“Remember the sabbath day, to keep it holy. Six days you shall labor and do all your work, but the seventh day is a sabbath of the Lord your God; in it you shall not do any work, you or your son or your daughter, your male or your female servant or your cattle or your sojourner who stays with you.” Exodus 20:8-10
The Hebrew word of “remember” actually means to “mark” or “set aside.” The Israelites didn’t need to be told to “remember” the Sabbath because all nations had been keeping time in weeks ever since creation (Gen. 2:1-3) [Note the references to the Sabbath in the sending of God’s manna, prior to the giving of this commandment (Ex. 16:23-29)]. But they did need to be reminded to mark it as a holy or rest day, as God had done in that first week.
The Hebrew word for “Sabbath” does not mean “Saturday” any more than it means “Sunday.” It means, simply, “rest” or “intermission.” The institution of the Sabbath (that is, one day out of every seven days to be “set aside” as a day of rest, worship, and remembrance of the Creator) was “made for man” and his good (Mark 2:27). It was even of benefit to the animals used by man (not the mention of “cattle” in the commandment).

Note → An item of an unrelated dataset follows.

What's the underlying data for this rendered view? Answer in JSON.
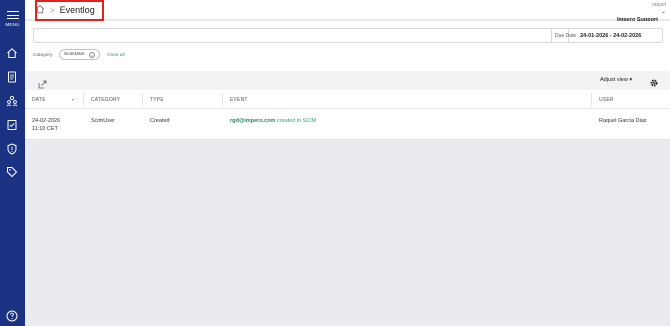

It had been a pattern observed since the completion of God’s six days of creation and making all things at the very beginning of the world history (note Gen. 2:1-3; Ex. 20:11).
It is still appropriate today, as well. “So there remains a Sabbath rest for the people of God” (Heb. 4:9). All men have a deep need to remember their Creator and His completed work of salvation - especially in these days when both of these finished works are so widely denied or ignored.